I could also miss the fact that CF is required to get the most out of both cores.
I could also buy a product that is totally unsuitable for the case I have because of the dual cores, this card uses more watts than a 290X.
As a non tech savvy consumer I find the front of the box totally misleading.
It should be about the performance.
nVidia get it wrong/lied in the tech specs to reviewers, then didnt correct it when the review came out or any time after that until these events.
These specs cause issues for some people, almost completely in relation to SLi. I've seen reports of single cards stuttering but it's always been in games that other cards struggle with as well. ie, not the best evidence.
whether the card has 64 rops or 56 or 32 makes no different to me - my card performs the same regardless. same as it did in the reviews which is why i bought it in the first place. all this stuff about nVidia lying, it's going too far.
All the info was there on release so your point is mute. The same can't be said for the gtx970.
Yep this is what i might do, but i'll probably get rid of it when the 390/390x's come. Won't be giving Nvidia money again any time soon.
So where does it say on the front of the box that it is a dual GPU card as this is it's most important feature.
My point stands.
As a non tech savvy consumer I find the front of the box totally misleading.
Why does it bother you so much? People feel that they have been lied to and don't want it to happen again. They are voting with their wallet and returning the cards. It's a point of principle for these individuals not the performance.

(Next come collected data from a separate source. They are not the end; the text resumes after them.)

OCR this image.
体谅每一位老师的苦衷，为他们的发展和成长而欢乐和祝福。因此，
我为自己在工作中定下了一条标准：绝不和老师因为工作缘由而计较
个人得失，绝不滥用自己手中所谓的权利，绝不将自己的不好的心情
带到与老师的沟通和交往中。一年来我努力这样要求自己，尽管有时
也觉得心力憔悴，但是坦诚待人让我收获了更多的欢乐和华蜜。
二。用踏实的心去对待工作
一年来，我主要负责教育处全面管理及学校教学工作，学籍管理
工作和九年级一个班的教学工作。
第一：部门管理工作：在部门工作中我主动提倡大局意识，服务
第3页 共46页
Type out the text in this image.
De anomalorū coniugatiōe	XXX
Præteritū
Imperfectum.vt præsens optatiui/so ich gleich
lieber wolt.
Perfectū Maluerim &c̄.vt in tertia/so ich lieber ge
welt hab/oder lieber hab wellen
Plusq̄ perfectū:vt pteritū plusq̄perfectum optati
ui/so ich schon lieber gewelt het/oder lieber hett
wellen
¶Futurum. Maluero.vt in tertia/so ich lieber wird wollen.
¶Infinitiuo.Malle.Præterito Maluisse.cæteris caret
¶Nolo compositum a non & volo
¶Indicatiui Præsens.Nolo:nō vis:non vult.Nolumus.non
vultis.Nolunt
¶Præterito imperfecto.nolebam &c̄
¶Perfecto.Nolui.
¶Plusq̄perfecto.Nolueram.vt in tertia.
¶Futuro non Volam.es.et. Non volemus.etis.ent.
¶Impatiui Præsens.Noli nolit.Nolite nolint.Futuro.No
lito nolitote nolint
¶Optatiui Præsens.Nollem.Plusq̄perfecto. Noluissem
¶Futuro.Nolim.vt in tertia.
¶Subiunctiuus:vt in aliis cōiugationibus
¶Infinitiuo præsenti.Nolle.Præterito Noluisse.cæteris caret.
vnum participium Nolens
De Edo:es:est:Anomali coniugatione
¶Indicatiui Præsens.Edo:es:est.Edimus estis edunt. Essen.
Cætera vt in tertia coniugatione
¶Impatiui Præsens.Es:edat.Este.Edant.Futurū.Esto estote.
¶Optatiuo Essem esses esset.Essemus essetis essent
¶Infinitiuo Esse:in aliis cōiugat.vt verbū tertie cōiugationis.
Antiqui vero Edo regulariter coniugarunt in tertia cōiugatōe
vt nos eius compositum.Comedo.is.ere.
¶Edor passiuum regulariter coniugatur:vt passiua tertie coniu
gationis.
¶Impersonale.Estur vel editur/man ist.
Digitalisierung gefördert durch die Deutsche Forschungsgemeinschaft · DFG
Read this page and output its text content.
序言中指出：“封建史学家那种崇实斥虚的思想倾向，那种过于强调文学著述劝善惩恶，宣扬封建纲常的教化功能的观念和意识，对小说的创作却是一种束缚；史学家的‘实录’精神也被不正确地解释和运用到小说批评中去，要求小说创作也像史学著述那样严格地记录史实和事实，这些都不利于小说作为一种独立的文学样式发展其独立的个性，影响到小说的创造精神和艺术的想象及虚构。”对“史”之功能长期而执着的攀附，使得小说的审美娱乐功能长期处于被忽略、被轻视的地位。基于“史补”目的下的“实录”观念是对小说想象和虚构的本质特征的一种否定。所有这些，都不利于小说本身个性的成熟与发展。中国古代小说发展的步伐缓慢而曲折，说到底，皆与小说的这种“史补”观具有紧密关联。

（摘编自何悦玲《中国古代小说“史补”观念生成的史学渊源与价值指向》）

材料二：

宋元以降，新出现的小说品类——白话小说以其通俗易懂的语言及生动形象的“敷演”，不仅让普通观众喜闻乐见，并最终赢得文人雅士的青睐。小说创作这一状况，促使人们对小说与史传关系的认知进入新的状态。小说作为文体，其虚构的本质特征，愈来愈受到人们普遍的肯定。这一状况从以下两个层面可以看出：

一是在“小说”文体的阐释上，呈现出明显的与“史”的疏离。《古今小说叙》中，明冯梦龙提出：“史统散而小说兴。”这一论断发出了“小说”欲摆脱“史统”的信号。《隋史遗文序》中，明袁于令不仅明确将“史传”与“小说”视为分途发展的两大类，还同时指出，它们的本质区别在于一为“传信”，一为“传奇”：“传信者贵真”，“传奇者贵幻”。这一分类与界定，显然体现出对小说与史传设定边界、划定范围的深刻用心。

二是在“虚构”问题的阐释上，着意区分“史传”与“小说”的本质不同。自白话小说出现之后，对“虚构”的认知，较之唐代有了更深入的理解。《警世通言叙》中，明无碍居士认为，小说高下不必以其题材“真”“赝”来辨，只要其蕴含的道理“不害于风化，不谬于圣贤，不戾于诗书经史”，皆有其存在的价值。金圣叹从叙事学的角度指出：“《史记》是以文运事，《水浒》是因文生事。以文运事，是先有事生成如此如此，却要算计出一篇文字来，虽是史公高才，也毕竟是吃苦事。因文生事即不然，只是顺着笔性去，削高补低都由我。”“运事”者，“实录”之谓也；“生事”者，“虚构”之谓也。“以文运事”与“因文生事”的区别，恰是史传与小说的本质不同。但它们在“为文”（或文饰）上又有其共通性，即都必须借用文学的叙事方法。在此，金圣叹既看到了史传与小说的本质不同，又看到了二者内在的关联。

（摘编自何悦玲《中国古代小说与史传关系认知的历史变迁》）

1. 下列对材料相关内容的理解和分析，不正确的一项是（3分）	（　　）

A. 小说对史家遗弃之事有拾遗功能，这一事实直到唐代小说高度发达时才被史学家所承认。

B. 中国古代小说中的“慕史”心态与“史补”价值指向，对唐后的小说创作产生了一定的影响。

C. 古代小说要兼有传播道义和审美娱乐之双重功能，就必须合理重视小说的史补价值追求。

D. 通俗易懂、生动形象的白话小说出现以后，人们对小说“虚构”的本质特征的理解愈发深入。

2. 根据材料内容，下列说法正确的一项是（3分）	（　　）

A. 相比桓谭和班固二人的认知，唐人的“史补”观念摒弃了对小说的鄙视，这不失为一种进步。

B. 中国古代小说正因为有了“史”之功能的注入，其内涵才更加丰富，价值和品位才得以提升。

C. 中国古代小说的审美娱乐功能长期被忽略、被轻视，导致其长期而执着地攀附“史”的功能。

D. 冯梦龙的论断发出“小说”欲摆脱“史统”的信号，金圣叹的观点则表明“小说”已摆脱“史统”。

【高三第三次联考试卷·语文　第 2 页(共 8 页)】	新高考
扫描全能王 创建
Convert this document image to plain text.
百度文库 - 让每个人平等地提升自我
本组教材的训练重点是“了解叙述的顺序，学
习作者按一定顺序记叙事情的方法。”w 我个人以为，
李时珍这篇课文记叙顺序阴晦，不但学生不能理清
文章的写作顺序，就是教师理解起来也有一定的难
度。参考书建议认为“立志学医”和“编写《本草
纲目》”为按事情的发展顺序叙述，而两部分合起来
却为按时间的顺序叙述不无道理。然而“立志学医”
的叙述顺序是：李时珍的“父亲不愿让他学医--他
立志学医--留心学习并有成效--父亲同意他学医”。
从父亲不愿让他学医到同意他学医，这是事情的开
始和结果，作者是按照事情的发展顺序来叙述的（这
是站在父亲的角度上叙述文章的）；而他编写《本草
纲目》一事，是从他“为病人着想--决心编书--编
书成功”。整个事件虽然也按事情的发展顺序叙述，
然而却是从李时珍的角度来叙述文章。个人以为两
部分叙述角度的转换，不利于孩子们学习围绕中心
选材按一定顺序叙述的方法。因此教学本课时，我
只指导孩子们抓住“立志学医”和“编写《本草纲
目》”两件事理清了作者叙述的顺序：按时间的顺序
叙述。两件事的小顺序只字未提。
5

It absolutely is for me as, unlike a lot of people in this thread, i actually own one.If you are happy with your card keep it, this thread isn't for you, it's for those people that aren't happy with the misreported specifications and the slow .5 GB of vram. For some people the first issue is the main reason for feeling hard done by, the second does affect sli configurations and could possibly affect single card situations in future.